Avec ma barbe d'ogre, mes grosses bottes de péquenaud et mon air
d'épouvantail, on me trouve laid comme un sanglier, aussi effrayant qu'un
corbeau. J'ai l'air d'un croquemitaine d'un autre temps.
Je suis un rat des champs en réalité. Mais un vrai, pas une carte postale.
Ainsi que tout bon braconnier, je sens le lièvre chaud, le foin des fourrés
et l'humus des bois. Parfois je pue la canaille et je pique aussi fort qu'une
ronce.
Les gens m'adorent.
Les hommes sont amusés par mes allures folkloriques, les femmes me
regardent en frémissant et leurs chiens se taisent sur mon passage. Quant aux
enfants, ils font de délicieux cauchemars en me voyant. Les chats me suivent
volontiers, il faut dire que je les nourris généreusement !
Les vieilles filles douteuses rêvent de mes étreintes et les bigotes
honnêtes se méfient de mon chapeau de paille. Nul ne sait jamais quel jour
j'arrive dans une bourgade, je m'attarde dans un taillis ou je m'envole vers la
ville. Tantôt on m'aperçoit près d'un puits, au bord d'un abreuvoir à vaches ou
assis sur les racines d'un chêne, tantôt on me croise là où je de devrais pas
être. Toujours avec la tête dans les nuages ou les pieds dans un ruisseau.

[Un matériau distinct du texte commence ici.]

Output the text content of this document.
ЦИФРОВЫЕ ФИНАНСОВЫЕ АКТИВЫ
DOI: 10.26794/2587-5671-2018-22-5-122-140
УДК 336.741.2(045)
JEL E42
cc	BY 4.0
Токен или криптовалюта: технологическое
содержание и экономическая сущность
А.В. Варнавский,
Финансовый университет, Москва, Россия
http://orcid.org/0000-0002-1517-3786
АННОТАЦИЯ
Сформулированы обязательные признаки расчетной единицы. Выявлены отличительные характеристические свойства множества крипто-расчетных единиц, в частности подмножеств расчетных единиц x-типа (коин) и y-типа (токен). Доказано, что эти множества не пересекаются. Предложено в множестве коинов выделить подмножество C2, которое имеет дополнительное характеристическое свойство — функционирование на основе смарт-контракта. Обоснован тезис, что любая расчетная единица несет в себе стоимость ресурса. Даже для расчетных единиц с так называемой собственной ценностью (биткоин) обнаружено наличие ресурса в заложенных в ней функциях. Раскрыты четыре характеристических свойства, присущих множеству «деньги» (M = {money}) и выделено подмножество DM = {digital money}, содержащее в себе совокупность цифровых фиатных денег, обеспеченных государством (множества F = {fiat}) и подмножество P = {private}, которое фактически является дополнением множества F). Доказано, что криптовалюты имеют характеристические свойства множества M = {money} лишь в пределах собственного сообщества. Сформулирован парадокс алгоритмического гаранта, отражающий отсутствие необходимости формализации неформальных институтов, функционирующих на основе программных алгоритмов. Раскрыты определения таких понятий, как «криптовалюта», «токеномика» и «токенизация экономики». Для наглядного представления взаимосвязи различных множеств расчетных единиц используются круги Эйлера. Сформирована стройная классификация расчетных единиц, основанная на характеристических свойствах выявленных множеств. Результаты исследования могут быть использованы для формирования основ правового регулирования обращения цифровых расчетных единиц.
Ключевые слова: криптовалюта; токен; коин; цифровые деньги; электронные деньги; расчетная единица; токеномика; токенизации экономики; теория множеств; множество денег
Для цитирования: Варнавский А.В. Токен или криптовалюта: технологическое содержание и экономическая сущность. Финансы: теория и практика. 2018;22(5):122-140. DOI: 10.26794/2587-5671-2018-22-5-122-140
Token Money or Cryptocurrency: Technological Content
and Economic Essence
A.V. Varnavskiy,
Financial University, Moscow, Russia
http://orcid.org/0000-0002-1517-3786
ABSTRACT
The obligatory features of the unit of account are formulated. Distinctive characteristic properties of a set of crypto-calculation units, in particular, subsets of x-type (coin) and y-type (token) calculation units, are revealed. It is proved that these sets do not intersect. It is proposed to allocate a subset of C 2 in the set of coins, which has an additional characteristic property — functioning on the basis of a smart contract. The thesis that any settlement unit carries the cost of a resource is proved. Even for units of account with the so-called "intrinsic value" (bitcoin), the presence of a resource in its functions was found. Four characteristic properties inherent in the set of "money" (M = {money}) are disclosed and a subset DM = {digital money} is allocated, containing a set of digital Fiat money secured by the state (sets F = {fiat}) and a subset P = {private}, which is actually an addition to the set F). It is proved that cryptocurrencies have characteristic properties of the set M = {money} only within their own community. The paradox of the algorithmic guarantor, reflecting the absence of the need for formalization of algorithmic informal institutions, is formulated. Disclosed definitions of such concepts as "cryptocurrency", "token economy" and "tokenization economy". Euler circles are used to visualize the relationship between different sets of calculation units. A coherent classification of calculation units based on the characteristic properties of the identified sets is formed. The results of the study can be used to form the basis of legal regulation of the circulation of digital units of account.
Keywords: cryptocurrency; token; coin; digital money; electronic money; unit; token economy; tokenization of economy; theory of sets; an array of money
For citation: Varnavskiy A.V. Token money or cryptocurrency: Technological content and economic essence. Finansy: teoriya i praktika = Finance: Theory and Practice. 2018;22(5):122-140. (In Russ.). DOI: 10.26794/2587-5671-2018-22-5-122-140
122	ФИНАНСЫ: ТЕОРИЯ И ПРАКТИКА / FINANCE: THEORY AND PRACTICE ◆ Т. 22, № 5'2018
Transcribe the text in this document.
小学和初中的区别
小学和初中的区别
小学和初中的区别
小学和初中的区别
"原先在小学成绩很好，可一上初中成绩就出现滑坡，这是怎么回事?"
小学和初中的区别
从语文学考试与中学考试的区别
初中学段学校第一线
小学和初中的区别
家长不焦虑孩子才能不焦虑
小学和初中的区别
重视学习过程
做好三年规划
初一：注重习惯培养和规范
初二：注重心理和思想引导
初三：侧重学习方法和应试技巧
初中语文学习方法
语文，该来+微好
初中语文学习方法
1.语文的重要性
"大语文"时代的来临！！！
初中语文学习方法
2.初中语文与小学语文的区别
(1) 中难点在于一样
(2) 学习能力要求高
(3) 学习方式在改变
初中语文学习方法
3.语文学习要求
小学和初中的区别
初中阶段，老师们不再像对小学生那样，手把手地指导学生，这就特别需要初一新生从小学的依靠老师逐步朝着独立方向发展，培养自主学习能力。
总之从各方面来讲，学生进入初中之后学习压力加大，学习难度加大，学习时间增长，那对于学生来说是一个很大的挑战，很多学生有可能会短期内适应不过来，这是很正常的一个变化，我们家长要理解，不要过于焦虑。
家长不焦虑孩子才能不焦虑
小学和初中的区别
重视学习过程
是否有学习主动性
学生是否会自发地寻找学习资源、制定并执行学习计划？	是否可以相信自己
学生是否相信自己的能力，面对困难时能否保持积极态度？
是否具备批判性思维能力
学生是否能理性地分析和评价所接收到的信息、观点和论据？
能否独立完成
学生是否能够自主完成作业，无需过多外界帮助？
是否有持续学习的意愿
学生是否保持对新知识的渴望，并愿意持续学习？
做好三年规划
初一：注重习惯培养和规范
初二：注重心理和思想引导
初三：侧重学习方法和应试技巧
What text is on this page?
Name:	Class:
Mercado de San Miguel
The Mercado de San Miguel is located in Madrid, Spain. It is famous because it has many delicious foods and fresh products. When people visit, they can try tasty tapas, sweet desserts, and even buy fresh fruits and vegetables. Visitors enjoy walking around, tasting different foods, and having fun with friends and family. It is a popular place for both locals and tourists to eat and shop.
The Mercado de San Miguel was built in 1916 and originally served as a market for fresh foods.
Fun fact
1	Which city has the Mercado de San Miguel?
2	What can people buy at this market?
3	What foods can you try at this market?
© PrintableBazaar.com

J'incarne les fables ancestrales qui continuent de hanter le quotidien des
vivants. J'attire les audacieux, repousse les peureux. J'apparais le matin dans
les rues des villages telle une chouette soudaine, disparais au crépuscule à
tire d'ailes. Ou alors je passe la nuit dans une grange pour en sortir à l'aube,
incognito.
Les gendarmes me connaissent comme le loup blanc dans la région. Ils
comptent d'ailleurs parmi mes meilleurs amis : nous trinquons souvent ensemble à
la sauvette, au gré des rencontres sur la route ou bien au détour des bosquets.
Ils ferment généralement les yeux sur le gibier illégalement soustrait.
Je m'en vais vous raconter ma vie de bonne bête des chemins. Mais
attention, je ne fais pas dans le chiqué pour plaire au public délicat des
salons littéraires et aux lecteurs solitaires dans les chaumières... Non, moi je
mouds du grain authtentique, je fabrique du pain noir, du complet, du qui tient
au corps et qui a du goût. Je n'appartiens pas à l'époque qui m'a vu naître, je
viens de plus loin. Je mange les salades de pissenlits et bois l'eau de la poésie !
Mon royaume est celui de la liberté.